Problem Statement:

Given an array of integers nums and an integer limit, return the size of the longest contiguous subarray such that the absolute difference between the maximum and minimum element in the subarray is less than or equal to limit.

Algorithm:

The solution uses a sliding window combined with two heaps (a max heap for the maximum value and a min heap for the minimum value in the window):

1. Maintain two heaps:
   • Max heap: Tracks the maximum element in the current window.
   • Min heap: Tracks the minimum element in the current window.
2. Expand the window by adding elements to the heaps and check if the absolute difference between the maximum and minimum exceeds limit.
3. If the condition is violated, shrink the window by moving the left pointer and remove elements from the heaps that are no longer in the window.
4. Update the length of the longest valid subarray during each iteration.

Complexity:

Time Complexity: O(n log n), where n is the length of the array.
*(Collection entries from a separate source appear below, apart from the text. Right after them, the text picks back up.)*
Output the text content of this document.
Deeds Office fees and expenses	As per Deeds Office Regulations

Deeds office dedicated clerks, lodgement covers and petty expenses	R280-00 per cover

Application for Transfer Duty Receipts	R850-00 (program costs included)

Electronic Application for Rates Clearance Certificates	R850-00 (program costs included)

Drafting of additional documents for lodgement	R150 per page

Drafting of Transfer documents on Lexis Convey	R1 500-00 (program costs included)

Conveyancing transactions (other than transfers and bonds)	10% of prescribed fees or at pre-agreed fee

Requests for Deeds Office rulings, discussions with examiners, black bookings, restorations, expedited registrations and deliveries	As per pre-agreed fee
Each insertion and deletion from the heaps takes O(log n).
Space Complexity: O(n), for the heaps.

Java Implementation:

import java.util.PriorityQueue;
import java.util.Comparator;

public class Solution {
    public int longestSubarray(int[] nums, int limit) {
        PriorityQueue maxHeap = new PriorityQueue<>((a, b) -> b[0] - a[0]);
        PriorityQueue minHeap = new PriorityQueue<>(Comparator.comparingInt(a -> a[0]));

        int left = 0, maxLength = 0;

        for (int right = 0; right < nums.length; ++right) {
            maxHeap.offer(new int[] { nums[right], right });
            minHeap.offer(new int[] { nums[right], right });

            // Check if the absolute difference between the max and min exceeds the limit
            while (maxHeap.peek()[0] - minHeap.peek()[0] > limit) {
                // Move the left pointer to exclude the violating element
                left = Math.min(maxHeap.peek()[1], minHeap.peek()[1]) + 1;

                // Remove elements outside the current window
                while (maxHeap.peek()[1] < left) 
                    maxHeap.poll();
                while (minHeap.peek()[1] < left) 
                    minHeap.poll();
            }

            // Update the maximum length of the valid subarray
            maxLength = Math.max(maxLength, right - left + 1);
        }

        return maxLength;
    }
}